By assumption there is an interval about $c$ for which $g(x)\ne 0$ except at $c$. The reason for that is that if as $x$ approached $c$, say from the right, $g(x)$ changed sign infinitely often (which can happen), then $\frac{f(x)}{g(x)}$ would oscillate wildly between very large positive and very large negative values, and moreover would be undefined at values of $x$ arbitrarily close to $c$ but not equal to $c$.

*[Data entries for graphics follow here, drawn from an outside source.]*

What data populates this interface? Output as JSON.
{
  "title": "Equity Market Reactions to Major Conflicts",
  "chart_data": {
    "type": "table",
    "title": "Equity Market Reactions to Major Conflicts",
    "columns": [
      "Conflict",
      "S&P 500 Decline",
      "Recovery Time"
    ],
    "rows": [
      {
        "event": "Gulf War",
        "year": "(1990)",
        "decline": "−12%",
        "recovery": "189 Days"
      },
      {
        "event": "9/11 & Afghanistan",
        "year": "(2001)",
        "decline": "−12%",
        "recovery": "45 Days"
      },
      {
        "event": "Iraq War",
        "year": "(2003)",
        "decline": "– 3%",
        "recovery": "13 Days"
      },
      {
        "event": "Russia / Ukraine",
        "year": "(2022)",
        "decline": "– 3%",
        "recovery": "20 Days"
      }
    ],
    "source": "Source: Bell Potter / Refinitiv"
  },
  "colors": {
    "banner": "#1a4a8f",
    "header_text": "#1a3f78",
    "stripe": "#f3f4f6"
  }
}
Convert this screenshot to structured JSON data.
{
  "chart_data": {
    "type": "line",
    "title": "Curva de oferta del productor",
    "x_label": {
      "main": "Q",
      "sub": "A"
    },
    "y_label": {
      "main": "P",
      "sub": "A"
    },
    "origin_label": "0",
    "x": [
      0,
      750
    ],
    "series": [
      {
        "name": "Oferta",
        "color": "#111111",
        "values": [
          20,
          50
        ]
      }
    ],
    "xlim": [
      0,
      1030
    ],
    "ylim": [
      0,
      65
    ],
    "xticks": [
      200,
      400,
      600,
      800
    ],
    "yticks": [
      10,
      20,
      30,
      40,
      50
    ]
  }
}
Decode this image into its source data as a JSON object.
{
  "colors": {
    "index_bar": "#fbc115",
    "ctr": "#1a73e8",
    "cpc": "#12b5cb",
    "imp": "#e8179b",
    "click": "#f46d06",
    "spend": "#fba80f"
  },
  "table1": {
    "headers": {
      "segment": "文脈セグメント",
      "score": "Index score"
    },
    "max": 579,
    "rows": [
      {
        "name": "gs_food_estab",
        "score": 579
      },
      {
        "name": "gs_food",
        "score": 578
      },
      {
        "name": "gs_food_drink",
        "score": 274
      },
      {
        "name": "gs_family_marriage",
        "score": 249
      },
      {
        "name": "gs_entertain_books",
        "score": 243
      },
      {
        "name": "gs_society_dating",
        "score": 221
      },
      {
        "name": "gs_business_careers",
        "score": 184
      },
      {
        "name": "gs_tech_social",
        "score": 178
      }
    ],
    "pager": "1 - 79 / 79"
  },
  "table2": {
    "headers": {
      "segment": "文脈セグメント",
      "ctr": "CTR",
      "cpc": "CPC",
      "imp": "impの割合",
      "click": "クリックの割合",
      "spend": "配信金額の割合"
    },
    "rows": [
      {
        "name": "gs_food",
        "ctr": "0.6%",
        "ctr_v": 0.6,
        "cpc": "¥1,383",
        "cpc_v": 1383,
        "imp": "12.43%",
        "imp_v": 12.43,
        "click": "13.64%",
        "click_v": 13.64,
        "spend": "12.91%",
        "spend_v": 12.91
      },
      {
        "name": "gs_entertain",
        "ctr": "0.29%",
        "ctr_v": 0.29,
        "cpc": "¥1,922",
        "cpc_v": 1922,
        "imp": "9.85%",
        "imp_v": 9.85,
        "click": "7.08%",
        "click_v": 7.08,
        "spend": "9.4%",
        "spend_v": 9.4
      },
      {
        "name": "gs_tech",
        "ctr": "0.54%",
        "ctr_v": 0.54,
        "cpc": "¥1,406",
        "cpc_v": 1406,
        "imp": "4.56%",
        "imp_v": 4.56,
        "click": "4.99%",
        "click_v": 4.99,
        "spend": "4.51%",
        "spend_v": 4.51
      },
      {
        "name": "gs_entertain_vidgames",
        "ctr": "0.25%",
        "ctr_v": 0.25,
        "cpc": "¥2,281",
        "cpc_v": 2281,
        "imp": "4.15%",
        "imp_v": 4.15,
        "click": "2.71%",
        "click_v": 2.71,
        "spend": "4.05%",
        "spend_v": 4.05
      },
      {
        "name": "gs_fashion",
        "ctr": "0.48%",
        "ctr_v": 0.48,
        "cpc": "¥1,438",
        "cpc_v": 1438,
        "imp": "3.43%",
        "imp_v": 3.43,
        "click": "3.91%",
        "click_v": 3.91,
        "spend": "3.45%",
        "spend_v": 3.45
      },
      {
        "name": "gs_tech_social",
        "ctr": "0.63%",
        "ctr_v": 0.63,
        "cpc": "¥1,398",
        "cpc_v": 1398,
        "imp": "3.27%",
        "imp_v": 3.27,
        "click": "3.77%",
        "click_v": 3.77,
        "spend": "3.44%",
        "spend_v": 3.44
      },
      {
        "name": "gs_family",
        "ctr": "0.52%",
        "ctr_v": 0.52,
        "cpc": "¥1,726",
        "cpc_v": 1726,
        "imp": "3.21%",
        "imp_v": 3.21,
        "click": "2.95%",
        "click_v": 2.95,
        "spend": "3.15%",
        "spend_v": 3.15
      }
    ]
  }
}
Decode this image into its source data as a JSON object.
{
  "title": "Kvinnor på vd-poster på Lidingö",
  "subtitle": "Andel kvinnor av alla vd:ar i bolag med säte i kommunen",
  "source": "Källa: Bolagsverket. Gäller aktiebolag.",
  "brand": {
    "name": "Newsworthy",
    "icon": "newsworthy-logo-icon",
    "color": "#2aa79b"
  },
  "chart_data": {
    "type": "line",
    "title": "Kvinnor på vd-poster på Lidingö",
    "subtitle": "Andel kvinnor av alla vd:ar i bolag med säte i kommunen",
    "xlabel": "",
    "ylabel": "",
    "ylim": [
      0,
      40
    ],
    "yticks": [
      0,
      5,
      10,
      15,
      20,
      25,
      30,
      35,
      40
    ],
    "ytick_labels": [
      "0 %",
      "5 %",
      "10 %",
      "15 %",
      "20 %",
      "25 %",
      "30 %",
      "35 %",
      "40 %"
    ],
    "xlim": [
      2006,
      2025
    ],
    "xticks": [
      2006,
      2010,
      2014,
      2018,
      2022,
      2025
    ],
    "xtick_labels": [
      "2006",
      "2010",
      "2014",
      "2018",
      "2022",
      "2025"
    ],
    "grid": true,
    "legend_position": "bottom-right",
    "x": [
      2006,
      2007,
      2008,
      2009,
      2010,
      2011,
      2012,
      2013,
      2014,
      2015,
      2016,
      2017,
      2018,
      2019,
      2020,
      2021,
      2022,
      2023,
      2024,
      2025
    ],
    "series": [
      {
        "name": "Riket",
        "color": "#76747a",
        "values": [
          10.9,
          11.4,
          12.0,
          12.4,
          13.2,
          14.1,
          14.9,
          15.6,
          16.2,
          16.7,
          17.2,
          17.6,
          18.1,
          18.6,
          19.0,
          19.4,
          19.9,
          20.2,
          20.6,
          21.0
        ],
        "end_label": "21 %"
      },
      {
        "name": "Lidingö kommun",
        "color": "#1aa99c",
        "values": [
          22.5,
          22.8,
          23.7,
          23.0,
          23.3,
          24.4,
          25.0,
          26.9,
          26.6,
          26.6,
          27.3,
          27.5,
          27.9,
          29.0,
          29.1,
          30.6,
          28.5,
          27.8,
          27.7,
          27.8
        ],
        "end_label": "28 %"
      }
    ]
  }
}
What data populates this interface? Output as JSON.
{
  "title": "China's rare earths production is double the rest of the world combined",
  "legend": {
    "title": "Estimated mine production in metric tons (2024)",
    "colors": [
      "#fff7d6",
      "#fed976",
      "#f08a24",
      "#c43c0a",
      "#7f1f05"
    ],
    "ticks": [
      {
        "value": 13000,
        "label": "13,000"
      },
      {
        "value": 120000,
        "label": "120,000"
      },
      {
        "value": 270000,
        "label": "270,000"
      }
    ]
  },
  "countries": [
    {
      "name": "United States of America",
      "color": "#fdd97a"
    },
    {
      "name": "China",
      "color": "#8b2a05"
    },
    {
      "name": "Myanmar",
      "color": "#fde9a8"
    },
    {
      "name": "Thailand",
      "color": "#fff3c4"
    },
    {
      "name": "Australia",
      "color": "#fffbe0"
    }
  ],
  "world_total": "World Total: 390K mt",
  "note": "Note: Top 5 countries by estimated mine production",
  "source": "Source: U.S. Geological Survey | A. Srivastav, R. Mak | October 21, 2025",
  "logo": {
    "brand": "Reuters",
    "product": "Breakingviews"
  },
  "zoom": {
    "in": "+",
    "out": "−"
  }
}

So if we are close enough to $c$ but on the right of $c$, then $\frac{f(x)}{g(x)}$ does not change sign. Similar considerations apply to the left of $c$ but close to $c$. However, the sign of $g(x)$ could be different for $x$ close to $c$ and bigger than $c$, and for $x$ close to $c$ and less than $c$,
The author chose to make $g(x)$ positive close enough to $c$ but to the right of $c$. That was an arbitrary choice, negative would have been OK too. Then a minor modification of the argument would show that $\frac{f(x)}{g(x)}\to -\infty$ as $x\to 0^+$.
The reason a $b$ was chosen so that in $(c,b)$ we have $g(x)\gt 0$ is to make sure that we are working in an interval in which the ratio $\frac{f(x)}{g(x)}$ is defined.
Now we look at the first restriction, $\frac{f(c)}{2}\lt f(x)\lt 3\frac{f(c)}{2}$. Only half of that restriction is necessary.
We know that $f(c)\ne 0$. The intuition is that we want to make $\frac{f(x)}{g(x)}$ huge. That will happen since $g(x)$ is approaching $0$, unless $f(x)$ decides to be very close to $0$ also. In that case, we would know nothing about the ratio. So we want to work in an interval such that in that interval $f(x)$ never gets close to $0$. That's why the condition $\frac{f(c)}{2}\lt f(x)$ is needed, to make sure $f(x)$ doesn't get too small.
The inequality $f(x)\lt \frac{3f(c)}{2}$ is not needed (and not used) in the proof. So you are quite right in wondering why it was mentioned. It gets produced automatically when we take care of the $\frac{f(c)}{2}$ part, but still need not have been mentioned.